It’s ridiculously inappropriate for climate protesters to attack museums and artworks. They should be going after car dealerships, gas stations, and the like, not creative works that have no direct impact on the environment.
That’s why I think this is an astroturf from the energy corporations. The ones organizing them are not climate activists but right wingers looking to discredit any kind of climate activism.
Oh the people there in the ground might be true believers and just dumb, but someone is funding and pulling their strings.
As much as I’d love to believe you’re right, I can’t rule out “sheer ignorance” from the equation… I’ve talked to climate activists who were truly detached from reality. For instance, one thought the only use of “nuclear” was in context to weapons, seemingly ignorant of it’s peaceful uses for energy.

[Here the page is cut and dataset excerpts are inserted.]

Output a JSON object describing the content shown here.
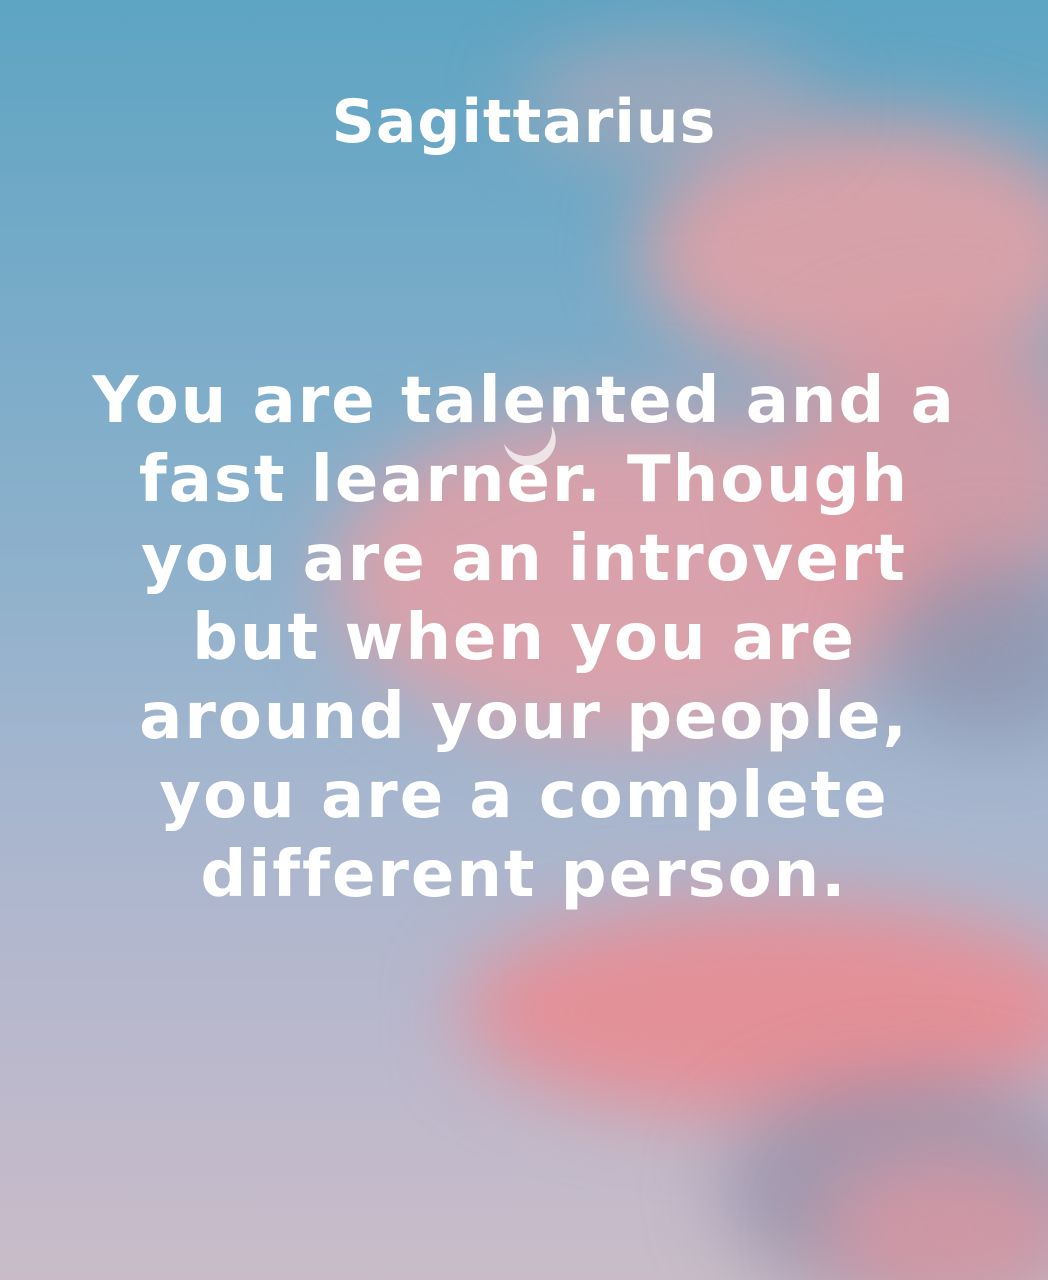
{
  "title": "Sagittarius",
  "quote_lines": [
    "You are talented and a",
    "fast learner. Though",
    "you are an introvert",
    "but when you are",
    "around your people,",
    "you are a complete",
    "different person."
  ],
  "colors": {
    "sky_top": "#5ea4c3",
    "sky_bottom": "#c9bcc8",
    "cloud_pink": "#e99a9c",
    "text": "#ffffff"
  }
}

Here’s the thing: people tried those. A lot. It had essentially no impact and got little to no press coverage.
Can you give an example?
Thr valve turners who shut off pipelines in the US. Several cases of people halting coal trains in the US and Austria. Refinery blockades in the UK. Paint-based stoppages of private jets. These things are happening routinely but nobody heard about them
I only see three Valve Turner incidents listed in Wikipedia, the most recent of which was four years ago.

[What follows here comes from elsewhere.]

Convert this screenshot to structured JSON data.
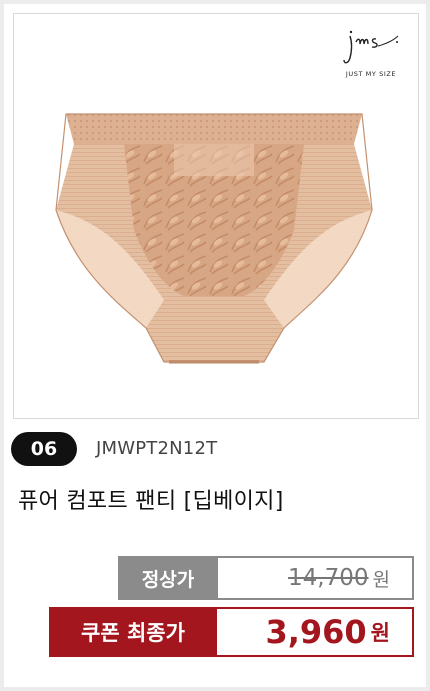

Anyway, my suggestions weren’t pipelines or trains out in the middle of nowhere. If they want publicity they should glue themselves to the entrance to a car dealership.
People who support museums tend to be relatively progressive, so all the protesters are accomplishing is to alienate people who likely agree with them.
Partially true but not completely true.
I think there’s a fair point to be argued that “carrying on as normal” is part of our existential crisis too, even if it doesn’t directly involve fossil fuels. We are woefully unaware of this.
It gets little to no press coverage when you do that. Th nmbm pmlpph mm. Pgmpkmmzaq vCard
This truly makes me sad. The Gardener museum is a gem that helps make Boston a wonderful place to live. If anything, these are the kinds of beautiful places that make dense urban areas, which are objectively better for the climate, more attractive to live in.
They mentioned previous demonstrations damaging artwork but don’t list any examples. Where did that happen? The ones I know of were just paint on cases and similar.